Despite all the jingoistic rhetoric, and "Buy American" or "Look for the Union Label" campaigns, the American people continually flock the very same Walmarts that pay workers below poverty level wages to load up Levis made in China by workers making 31 cents an hour and strawberries picked in Guatemala for 90 cents a day. All just to save a few cents here or there. They have been complicent in the outsourcing of whole sectors of the economy in order to have "everyday low prices." It's easy for Lou Dobbs to pronounce that the American people would pay a nickel or a dime more for a head of lettuce for the chance to remove the "scourge of illegal aliens", but experience tells us something different.

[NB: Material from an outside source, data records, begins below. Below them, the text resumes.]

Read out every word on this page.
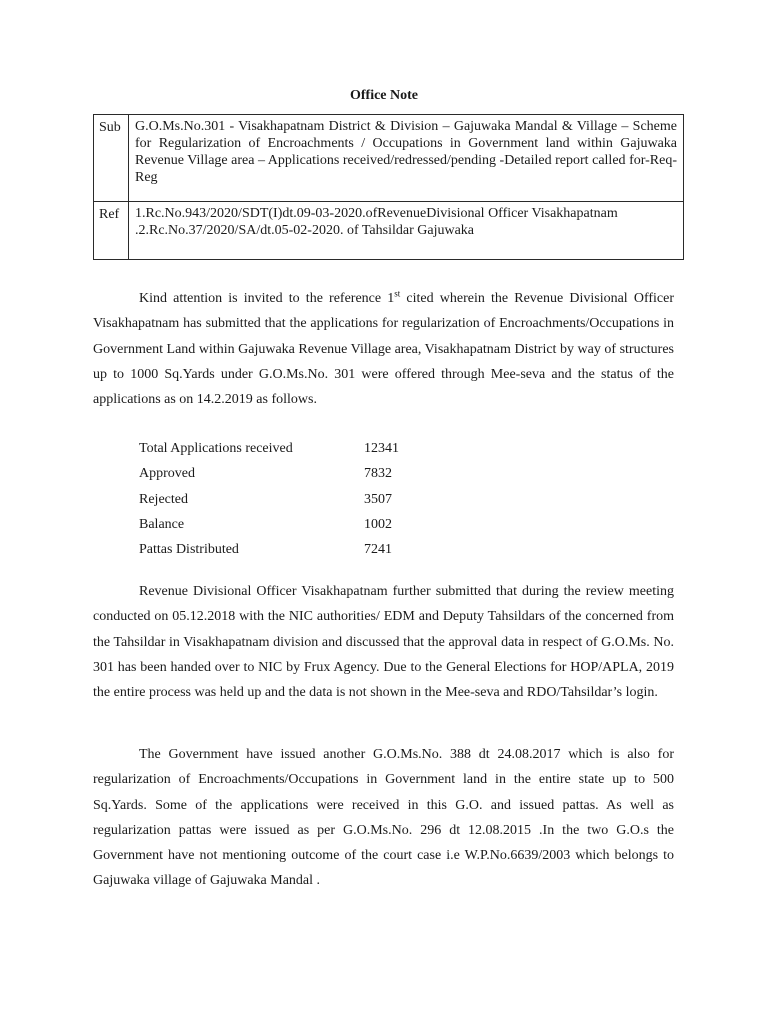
Office Note
Sub	G.O.Ms.No.301 - Visakhapatnam District & Division – Gajuwaka Mandal & Village – Scheme for Regularization of Encroachments / Occupations in Government land within Gajuwaka Revenue Village area – Applications received/redressed/pending -Detailed report called for-Req-Reg
Ref	1.Rc.No.943/2020/SDT(I)dt.09-03-2020.ofRevenueDivisional Officer Visakhapatnam
.2.Rc.No.37/2020/SA/dt.05-02-2020. of Tahsildar Gajuwaka

Kind attention is invited to the reference 1st cited wherein the Revenue Divisional Officer Visakhapatnam has submitted that the applications for regularization of Encroachments/Occupations in Government Land within Gajuwaka Revenue Village area, Visakhapatnam District by way of structures up to 1000 Sq.Yards under G.O.Ms.No. 301 were offered through Mee-seva and the status of the applications as on 14.2.2019 as follows.

Total Applications received	12341
Approved	7832
Rejected	3507
Balance	1002
Pattas Distributed	7241

Revenue Divisional Officer Visakhapatnam further submitted that during the review meeting conducted on 05.12.2018 with the NIC authorities/ EDM and Deputy Tahsildars of the concerned from the Tahsildar in Visakhapatnam division and discussed that the approval data in respect of G.O.Ms. No. 301 has been handed over to NIC by Frux Agency. Due to the General Elections for HOP/APLA, 2019 the entire process was held up and the data is not shown in the Mee-seva and RDO/Tahsildar’s login.

The Government have issued another G.O.Ms.No. 388 dt 24.08.2017 which is also for regularization of Encroachments/Occupations in Government land in the entire state up to 500 Sq.Yards. Some of the applications were received in this G.O. and issued pattas. As well as regularization pattas were issued as per G.O.Ms.No. 296 dt 12.08.2015 .In the two G.O.s the Government have not mentioning outcome of the court case i.e W.P.No.6639/2003 which belongs to Gajuwaka village of Gajuwaka Mandal .
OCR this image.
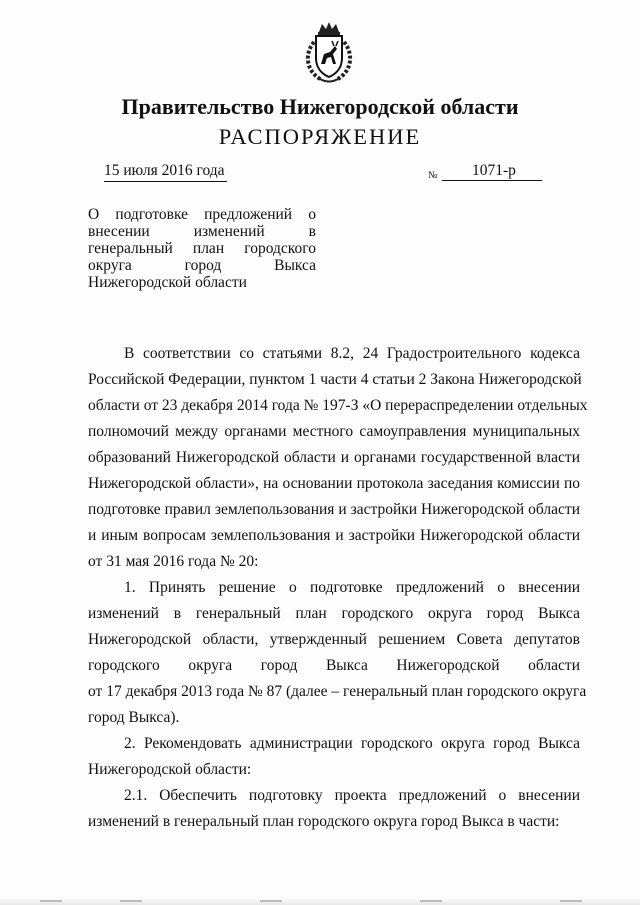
Правительство Нижегородской области
РАСПОРЯЖЕНИЕ
15 июля 2016 года	№	1071-р
О подготовке предложений о
внесении изменений в
генеральный план городского
округа город Выкса
Нижегородской области
В соответствии со статьями 8.2, 24 Градостроительного кодекса
Российской Федерации, пунктом 1 части 4 статьи 2 Закона Нижегородской
области от 23 декабря 2014 года № 197-З «О перераспределении отдельных
полномочий между органами местного самоуправления муниципальных
образований Нижегородской области и органами государственной власти
Нижегородской области», на основании протокола заседания комиссии по
подготовке правил землепользования и застройки Нижегородской области
и иным вопросам землепользования и застройки Нижегородской области
от 31 мая 2016 года № 20:
1. Принять решение о подготовке предложений о внесении
изменений в генеральный план городского округа город Выкса
Нижегородской области, утвержденный решением Совета депутатов
городского округа город Выкса Нижегородской области
от 17 декабря 2013 года № 87 (далее – генеральный план городского округа
город Выкса).
2. Рекомендовать администрации городского округа город Выкса
Нижегородской области:
2.1. Обеспечить подготовку проекта предложений о внесении
изменений в генеральный план городского округа город Выкса в части:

The growers are well aware of this fact. They deal every day with trying to supply cost-cutting giants like Walmart looking for the lowest prices available on the one hand, while completing with Mexican, South and Central American, and other foreign growers trying to figure out ways to more effectively ship their goods to US markets on the other.

If US workers won't take the jobs done by immigrants for $8.50, $12 or $14 an hour when they're currently making $7.92, what in fact is the magic number? $18 an hour - $22? I'd like, just for once, to have Lou Dobbs or Tom Tancredo answer that question. At what point will native workers actually pack their bags and head off to the fields?

The anti-immigration camp is right when they say "There is no job Americans won't do for the right price," John McCain learned that the hard way when he claimed no one would pick lettuce for $50 an hour and thousands volunteered for the job. But at $50 an hour how long do you think it would take before the Walmarts of the world were on the phone ordering up truckloads of lettuce from Mexico or other countries.

The question should be "Are there jobs Americans won't do for a 'reasonable' price given our current globalized economy ... The answer to that question is obviously yes.

And that's the problem no one seems to want to address.

Until such time as the anti-immigration camp starts to talk about solutions to the real problems facing American workers - when they demand that Walmart stop paying poverty wages as it suckles on the teat of government social programs, and call for the unionization of all workers - those in the fields and meatpacking plants as well as those behind the counters of Walmart ...When they demand that the government start to enforce labor and safety regulations with the same new-found zeal reserved for chasing down immigrants, or force their legislators to re-negotiate trade agreements that have devastated workers on a global scale and fostered a wave of economic migration of epic proportions. ... When they stop demanding the cheapest goods available without regard for how they were produced and think of the global ramifications of their selfish disposable lifestyles ... then, and only then, might there actually be "no job Americans won't do."